How can the government fix this? Sun suggests that as the relevant regulations come under administrative law, action can only be taken against the schools if the individuals affected file complaints themselves. However, governments can be more proactive by using policy tools, such as reducing subsidies and incentives to push schools to make improvements on their own accord. Sun argues that evaluation of each school’s program implementation should not rely on enrollment figures. Rather, the quality of teaching needs to be closely scrutinised. According to Sun, these measures will be much more effective than labour inspections.

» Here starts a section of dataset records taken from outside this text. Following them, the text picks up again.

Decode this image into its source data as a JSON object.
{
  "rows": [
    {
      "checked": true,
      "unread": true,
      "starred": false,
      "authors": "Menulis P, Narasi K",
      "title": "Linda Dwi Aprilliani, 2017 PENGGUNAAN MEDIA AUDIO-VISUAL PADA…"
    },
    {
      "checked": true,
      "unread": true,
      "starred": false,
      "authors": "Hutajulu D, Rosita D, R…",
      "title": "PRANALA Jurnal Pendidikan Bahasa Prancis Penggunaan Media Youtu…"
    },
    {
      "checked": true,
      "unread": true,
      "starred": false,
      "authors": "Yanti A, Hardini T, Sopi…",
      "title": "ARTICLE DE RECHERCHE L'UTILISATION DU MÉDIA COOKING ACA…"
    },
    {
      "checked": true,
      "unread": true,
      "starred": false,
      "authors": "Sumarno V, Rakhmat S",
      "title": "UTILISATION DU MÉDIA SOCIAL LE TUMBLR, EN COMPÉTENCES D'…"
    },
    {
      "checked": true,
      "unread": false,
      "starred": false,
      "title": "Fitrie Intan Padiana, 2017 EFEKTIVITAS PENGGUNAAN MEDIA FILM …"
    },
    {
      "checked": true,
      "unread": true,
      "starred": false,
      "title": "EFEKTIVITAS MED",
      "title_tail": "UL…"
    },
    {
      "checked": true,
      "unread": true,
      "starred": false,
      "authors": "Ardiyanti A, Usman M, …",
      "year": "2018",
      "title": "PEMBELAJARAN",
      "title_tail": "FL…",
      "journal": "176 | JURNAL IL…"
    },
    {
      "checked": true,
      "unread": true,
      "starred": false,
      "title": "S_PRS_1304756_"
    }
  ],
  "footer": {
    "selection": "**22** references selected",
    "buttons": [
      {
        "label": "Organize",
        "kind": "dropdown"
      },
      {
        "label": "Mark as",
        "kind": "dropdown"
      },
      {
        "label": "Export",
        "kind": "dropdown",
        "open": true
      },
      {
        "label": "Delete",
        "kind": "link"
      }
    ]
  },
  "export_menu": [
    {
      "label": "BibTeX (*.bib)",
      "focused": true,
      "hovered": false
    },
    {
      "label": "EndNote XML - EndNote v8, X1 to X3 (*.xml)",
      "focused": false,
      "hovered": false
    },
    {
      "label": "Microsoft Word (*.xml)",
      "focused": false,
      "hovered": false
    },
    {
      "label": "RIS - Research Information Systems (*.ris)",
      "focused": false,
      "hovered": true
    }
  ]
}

“All developed countries are facing declining birthrates. Should countries try to draw in students and immigrants? Yes, they should. But how should they go about it? I believe that our country has not had a clear goal.” He went further, saying that Taiwan needs to come to a consensus on the future of new immigrants and migrant workers. We need to face the reality of the changing demographic landscape and open ourselves up to new solutions.
Sun expressed concern over Taiwan’s previous maltreatment of migrant workers and international students, which left an international notoriety for human trafficking. All in all, the 3+4 program demonstrates that Taiwan’s attitude as a whole needs improvement. “If our overseas students are treated as migrant workers have been in the past, continually undermining their rights and interests, of course they won’t want to stay in Taiwan.”
“It is always about the people. The labour force is people. When we don’t treat people well, problems arise.”
Note: According to The Act of the Cooperative Education Implementation in Senior High Schools and the Protection of Student Participants’ Rights, the daily “training hours” for overseas compatriot students working at internship companies may not exceed eight hours.